My theory is that Philippe may have been the first to soak the sandwich bread in drippings, but the result was a far cry from the French dip of 2023. Still, if that seminal wet-meat concoction was as popular as they say, it makes sense that the nearby Cole’s would add a similar sandwich to its menu, and maybe even refine into something closer to what we know and love today. But if we’re arguing over who invented the French dip, doesn’t the answer come down to what a French dip is? According the definition in our beloved Wikipedia list, the sandwich consists of “thinly sliced roast beef on a baguette, served hot, usually au jus.” That’s the version I knew growing up, but it’s not what Philippe Mathieu served back in 1918.
When it comes to restaurant wars, it’s not just about who did it first, of course, but who does it best. A 2016 head-to-head matchup in Los Angeles Magazine gave the belt to Philippe. “If you were to guess who invented the French dip based on taste alone, you’d go with Philippe's. No question,” wrote Josh Scherer. “Cole’s legitimately tastes like a cheap imitator — someone who tried to copy the French dip formula but left out all the little things that matter.”
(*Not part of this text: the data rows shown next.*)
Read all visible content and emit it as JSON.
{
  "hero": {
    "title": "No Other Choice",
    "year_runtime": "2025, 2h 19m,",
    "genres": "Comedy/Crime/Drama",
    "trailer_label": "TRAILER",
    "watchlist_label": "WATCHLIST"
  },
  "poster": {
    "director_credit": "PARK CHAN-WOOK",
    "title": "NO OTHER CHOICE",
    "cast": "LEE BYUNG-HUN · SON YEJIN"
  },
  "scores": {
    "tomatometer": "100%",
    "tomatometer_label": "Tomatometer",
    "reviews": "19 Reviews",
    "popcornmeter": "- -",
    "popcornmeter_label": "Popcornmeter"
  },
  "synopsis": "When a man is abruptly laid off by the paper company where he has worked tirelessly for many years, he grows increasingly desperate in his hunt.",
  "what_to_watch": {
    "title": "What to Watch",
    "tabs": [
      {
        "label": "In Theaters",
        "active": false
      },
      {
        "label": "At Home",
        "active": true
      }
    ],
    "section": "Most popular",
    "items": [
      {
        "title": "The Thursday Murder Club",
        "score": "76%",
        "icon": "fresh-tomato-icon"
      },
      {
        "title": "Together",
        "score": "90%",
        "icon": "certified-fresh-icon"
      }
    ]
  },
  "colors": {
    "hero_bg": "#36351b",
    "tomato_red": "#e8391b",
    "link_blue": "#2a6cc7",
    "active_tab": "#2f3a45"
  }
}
That may have been a reasonable conclusion in 2016, but it wasn’t always the case. In that 1984 Times article, Ruth Reichl concluded, “while Philippe's has tradition on its side, if you ask me, the French dip tastes better at Cole's.” When it comes to Los Angeles cuisine, though, we should give the final word to the late, great Jonathan Gold, who wrote about the French dip frequently in his decades-long Pulitzer Prize-winning career.
“When you trip down out of the bright sunlight into the dim warren of Cole's, you stumble into another era, with real Tiffany lamps, sawdust on the floors, and a couple of pickle-nosed guys at the bar who look like they haven't budged from their stools since 1946,” Gold wrote in the L.A. Times in 1990. “Cole's, where French-dipping was reputedly invented, serves huge, glorious sandwiches, and you'll lunch as well here as at any counter in town. The sandwiches are even better than Phillippe's.”
There you have it. In this restaurant battle, Philippe may well have been first, but it’s Cole’s that takes the Gold.
The two restaurants serve different styles of the dip, making personal preferences very subjective. Coles serves the sandwich undipped with a side of jous, on something like an actual baguette. Philippe’s is dipped when served (level of wetness to order), on an elongated roll.